After several quarters of deteriorating results, moments ago US retail giant Wal-Mart redeemed itself by reporting adjusted Q2 earnings of $1.07 (net of a $0.14 adjustment from the gain of a sale in China), higher than the $1.02 consensus estimate, on revenue of $120.9 billion, up 0.5% from the $120.2 billion a year ago, and also higher than the $120.3 billion expected. The company also reported positive comp sales in the US for the eighth consecutive quarter, up 1.6%, above the 1.0% estimate.
In a sign that its e-commerce business is picking up, WMT said that globally e-commerce sales and GMV increased 11.8% and 13.0%, respectively, representing an acceleration from the first quarter.
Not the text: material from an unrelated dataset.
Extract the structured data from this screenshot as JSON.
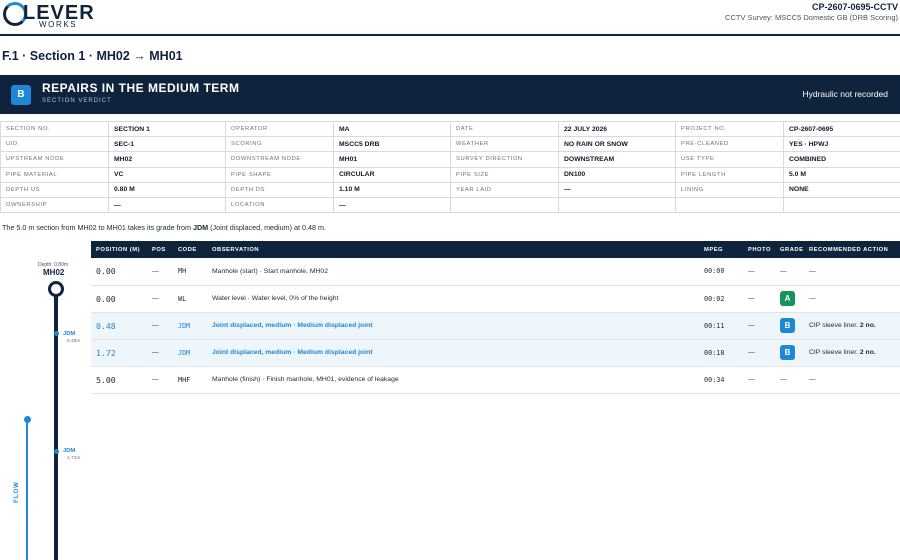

Year to date WMT reported operating cash flow of $14.9 billion and free cash flow of $10.3 billion, both approximately $5.0 billion higher than last year. The company aslo announced that while dividends in Q2 were flat at $1.6 billion, buybacks soared by 111% Y/Y to $3.7 billion, suggesting virtually all of the free cash flow in the quarter was returned back to shareholders.
A visual summary of the key results:
But most importantly, and the reason why the stock is more than 2% higher in the pre market is that Wal-Mart boosted its FY17 adj. EPS view to $4.15-$4.35, up from the $4.00-$4.30 it saw in February. Here is the latest guidance from WMT:
The company’s guidance for adjusted earnings per share for fiscal year 2017 assumes currency exchange rates remain at today’s levels. This guidance also includes an estimated dilutive impact to EPS of approximately $0.05, primarily in the fourth quarter, as a result of expected operating losses and one-time transaction expenses related to the planned acquisition of Jet.com, assuming the transaction is closed near the beginning of the fourth quarter of FY17. Also, the guidance excludes the non-cash gain of $0.14, net of tax, from the sale of Yihaodian in China to JD.com. Additionally, this updated guidance assumes that our full year effective tax rate is expected to be at the low end of our previously stated range of 31.5% to 33.5%.
- Fiscal year 2017 adjusted EPS1: $4.15 to $4.35 (previously $4.00 to $4.30) Third quarter fiscal year 2017 EPS: $0.90 to $1.00
- Comp sales for the 13-week period ending Oct. 28, 20162: Walmart U.S.: 1.0% to 1.5% Sam’s Club (ex. fuel): Slightly positive
While the results were generally stronger than expected, WMT again hinted that rising wages continue to take a bite out of profits, WMT reported that while consolidated operating income increased 1.6%, this included a gain of $535 million from the sale of Yihaodian. Excluding the gain, consolidated operating income declined 7.2%. This was driven by a 6.2% drop in operating income in the US, which declined from $4.8 billion to $4.5 billion even as net sales rose 3.1% Y/Y to $76.2 billion. The profit weakness in the US was offset by a 35% jump in WMT International profit which rose to $1.7 billion.
It appears that the most iconic US retailer increasingly has to look offshore for profit growth.